Effect of liquid elasticity on nonlinear pressure waves in a viscoelastic bubbly liquid

Abstract

The importance of viscoelasticity of biological media that are used in medical ultrasounds has been discussed in the literature. Furthermore, the use of microbubbles in biological media drastically improves the efficiency of both diagnostic and therapeutic ultrasounds. Weakly nonlinear wave equations for ultrasound propagation in liquids containing microbubbles have long been studied, although the viscoelasticity of the liquid phase has been ignored for simplicity. In this study, we derived a nonlinear wave equation for ultrasound propagation in a viscoelastic liquid containing microbubbles by considering the effect of the elasticity of the liquid.
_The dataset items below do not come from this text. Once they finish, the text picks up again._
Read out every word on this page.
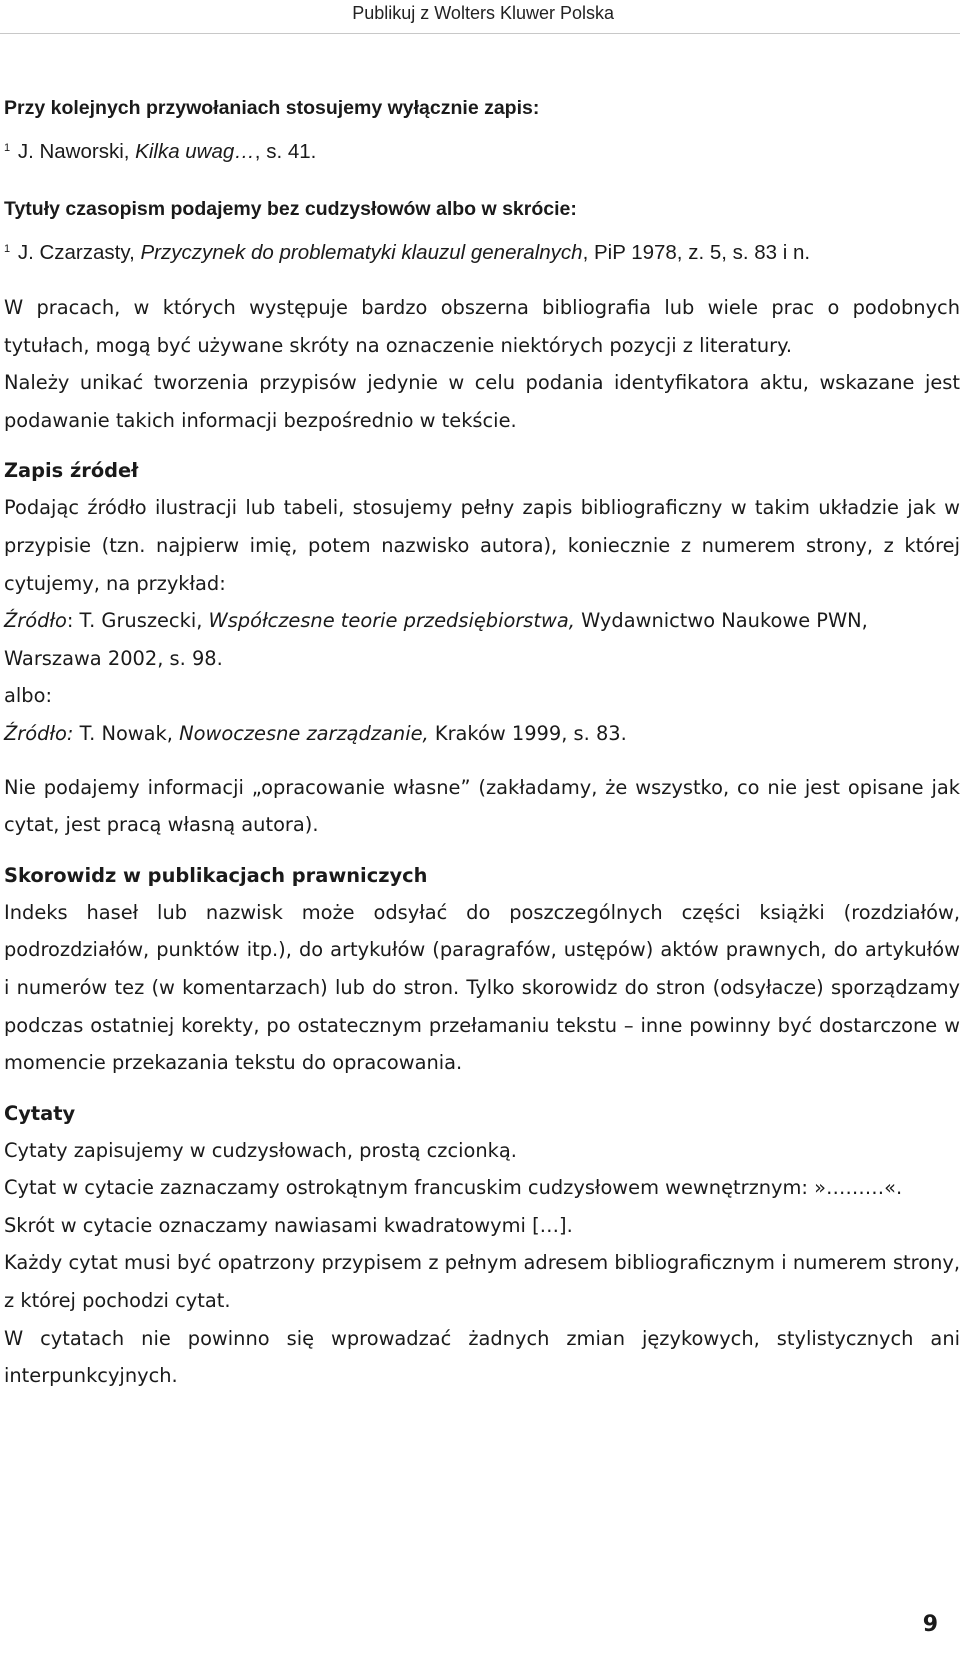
Publikuj z Wolters Kluwer Polska
Przy kolejnych przywołaniach stosujemy wyłącznie zapis:
$^1$ J. Naworski, Kilka uwag…, s. 41.
Tytuły czasopism podajemy bez cudzysłowów albo w skrócie:
$^1$ J. Czarzasty, Przyczynek do problematyki klauzul generalnych, PiP 1978, z. 5, s. 83 i n.
W pracach, w których występuje bardzo obszerna bibliografia lub wiele prac o podobnych tytułach, mogą być używane skróty na oznaczenie niektórych pozycji z literatury.
Należy unikać tworzenia przypisów jedynie w celu podania identyfikatora aktu, wskazane jest podawanie takich informacji bezpośrednio w tekście.
Zapis źródeł
Podając źródło ilustracji lub tabeli, stosujemy pełny zapis bibliograficzny w takim układzie jak w przypisie (tzn. najpierw imię, potem nazwisko autora), koniecznie z numerem strony, z której cytujemy, na przykład:
Źródło: T. Gruszecki, Współczesne teorie przedsiębiorstwa, Wydawnictwo Naukowe PWN, Warszawa 2002, s. 98.
albo:
Źródło: T. Nowak, Nowoczesne zarządzanie, Kraków 1999, s. 83.
Nie podajemy informacji „opracowanie własne” (zakładamy, że wszystko, co nie jest opisane jak cytat, jest pracą własną autora).
Skorowidz w publikacjach prawniczych
Indeks haseł lub nazwisk może odsyłać do poszczególnych części książki (rozdziałów, podrozdziałów, punktów itp.), do artykułów (paragrafów, ustępów) aktów prawnych, do artykułów i numerów tez (w komentarzach) lub do stron. Tylko skorowidz do stron (odsyłacze) sporządzamy podczas ostatniej korekty, po ostatecznym przełamaniu tekstu – inne powinny być dostarczone w momencie przekazania tekstu do opracowania.
Cytaty
Cytaty zapisujemy w cudzysłowach, prostą czcionką.
Cytat w cytacie zaznaczamy ostrokątnym francuskim cudzysłowem wewnętrznym: »………«.
Skrót w cytacie oznaczamy nawiasami kwadratowymi […].
Każdy cytat musi być opatrzony przypisem z pełnym adresem bibliograficznym i numerem strony, z której pochodzi cytat.
W cytatach nie powinno się wprowadzać żadnych zmian językowych, stylistycznych ani interpunkcyjnych.
9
Additionally, we evaluated how the elasticity of the liquid modifies the nonlinear, dissipation, and dispersion effects of the ultrasound in a few tissue models (i.e., liver, muscle, breast cancer, fat, and skin models and that without shear elasticity). The results revealed that liquid shear elasticity decreases the nonlinear and dissipation effects and increases the dispersion effect, and this tendency is more significantly observed in the breast cancer tissue compared with other tissues. Furthermore, we numerically solved the nonlinear wave equation and investigated the changes in ultrasonic wave evolution with and without shear elasticity.